Think about any measurement you make. Go grab a ruler. Which is more accurate? Writing 10cm or 10cm ± 1cm? It's clearly the latter, right? But this isn't so different than writing something like U(9cm,11cm) or N(10cm,0.6cm). In fact, you'd be even more correct if you wrote down your answer distributionally![1] It gives us much more information!
So honestly I'd love to see a cultural shift in our nerd world. For more appreciation of probabilities and randomness. While motivated by being more right it opens the door to a lot of new and powerful ways of thinking. You have to constantly be guessing your confidence levels and challenging yourself. You no longer can read data as absolute and instead read it as existing with noise. You no longer take measurements with absolute confidence because you will be forced to understand that every measurement is a proxy for what you want to measure. These concepts are paradigm shifting in how one thinks about the world. They will help you be more right, they will help you solve greater challenges, and at the end of the day, when people are on the same page it makes it easier to communicate. Because it no longer is about being right or wrong, it is about being more or less right. You're always wrong to some degree, so it never really hurts when someone points out something you hadn't considered. There's no ego to protect, just updating your priors. Okay, maybe that last one is a little too far lol. But I absolutely love this space and I just want to share that with others. There's just a lot of mind opening stuff to be learned from this (and other) math field, especially as you get into metric theory. Even if you never run the numbers or write the equations, there are still really powerful lessons to learn that can be used in your day to day life. Math, at the end of the day, is about abstraction and representation. As programmers, I think we've all experienced how powerful these tools are.

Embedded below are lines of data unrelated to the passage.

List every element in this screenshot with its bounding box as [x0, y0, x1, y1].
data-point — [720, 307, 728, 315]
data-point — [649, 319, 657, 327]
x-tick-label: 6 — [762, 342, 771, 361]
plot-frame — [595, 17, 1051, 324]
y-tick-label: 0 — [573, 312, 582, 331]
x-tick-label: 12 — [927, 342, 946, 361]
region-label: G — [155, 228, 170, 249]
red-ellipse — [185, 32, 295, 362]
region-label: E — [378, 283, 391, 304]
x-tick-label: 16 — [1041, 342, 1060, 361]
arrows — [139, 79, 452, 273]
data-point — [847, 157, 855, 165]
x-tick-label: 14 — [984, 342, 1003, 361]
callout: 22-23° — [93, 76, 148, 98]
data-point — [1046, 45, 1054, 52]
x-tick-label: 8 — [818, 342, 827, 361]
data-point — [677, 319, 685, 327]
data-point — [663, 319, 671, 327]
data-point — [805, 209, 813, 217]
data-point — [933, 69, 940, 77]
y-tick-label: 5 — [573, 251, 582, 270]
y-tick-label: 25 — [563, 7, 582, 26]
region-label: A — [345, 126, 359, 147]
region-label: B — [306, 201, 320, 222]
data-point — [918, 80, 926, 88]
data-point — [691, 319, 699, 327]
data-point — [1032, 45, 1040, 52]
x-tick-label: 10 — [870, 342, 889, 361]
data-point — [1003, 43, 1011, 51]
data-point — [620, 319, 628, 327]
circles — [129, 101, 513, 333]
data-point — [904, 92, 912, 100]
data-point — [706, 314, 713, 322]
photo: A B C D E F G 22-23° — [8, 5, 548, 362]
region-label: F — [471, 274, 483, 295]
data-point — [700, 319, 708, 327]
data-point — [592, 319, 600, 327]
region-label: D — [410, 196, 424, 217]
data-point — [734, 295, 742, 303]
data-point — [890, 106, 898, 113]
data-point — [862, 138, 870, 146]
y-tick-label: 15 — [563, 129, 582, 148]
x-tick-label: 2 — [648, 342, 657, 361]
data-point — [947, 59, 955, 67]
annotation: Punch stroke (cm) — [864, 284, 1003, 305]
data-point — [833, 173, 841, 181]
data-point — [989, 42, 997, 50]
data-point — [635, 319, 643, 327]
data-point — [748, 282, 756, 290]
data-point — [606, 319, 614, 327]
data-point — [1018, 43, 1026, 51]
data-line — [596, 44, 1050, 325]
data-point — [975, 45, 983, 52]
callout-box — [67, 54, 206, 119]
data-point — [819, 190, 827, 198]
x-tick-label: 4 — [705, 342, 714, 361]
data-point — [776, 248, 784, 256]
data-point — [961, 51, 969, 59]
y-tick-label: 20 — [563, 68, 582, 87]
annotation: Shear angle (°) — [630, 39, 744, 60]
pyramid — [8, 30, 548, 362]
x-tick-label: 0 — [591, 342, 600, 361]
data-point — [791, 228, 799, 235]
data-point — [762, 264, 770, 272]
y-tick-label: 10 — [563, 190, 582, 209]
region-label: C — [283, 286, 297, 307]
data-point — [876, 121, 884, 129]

[0] https://en.wikipedia.org/wiki/Significant_figures
[1] Technically 10cm ± 1cm is going to be Uniform(9cm,11cm) but realistically that variance isn't going to be uniformly distributed and much more likely to be normal-like. You definitely have a bias towards the actual mark, right?! (Usually we understand ± through context. I'm not trying to be super precise here and instead focusing on the big picture. Please dig in more if you're interested and please leave more nuance if you want to expand on this, but let's also make sure big picture is understood before we add complexity :)
Obligatory 3Blue1Brown reference
Edit: OP confirms there's no AI-generated code, so do ignore me.
The code style - and in particular the *comments - indicate most of the code was written by AI. My apologies if you are not trying to hide this fact, but it seems like common decency to label that you're heavily using AI?
*Comments like this: "# Anonymous function"
[dead]
There is an analogue of the CLT for extreme values. The Fisher–Tippett–Gnedenko theorem is the extreme-values analogue of the CLT: if the properly normalized maximum of an i.i.d. sample converges, it must be Gumbel, Fréchet, or Weibull—unified as the Generalized Extreme Value distribution. Unlike the CLT, whose assumptions (in my experience) rarely hold in practice, this result is extremely general and underpins methods like wavelet thresholding and signal denoising—easy to demonstrate with a quick simulation.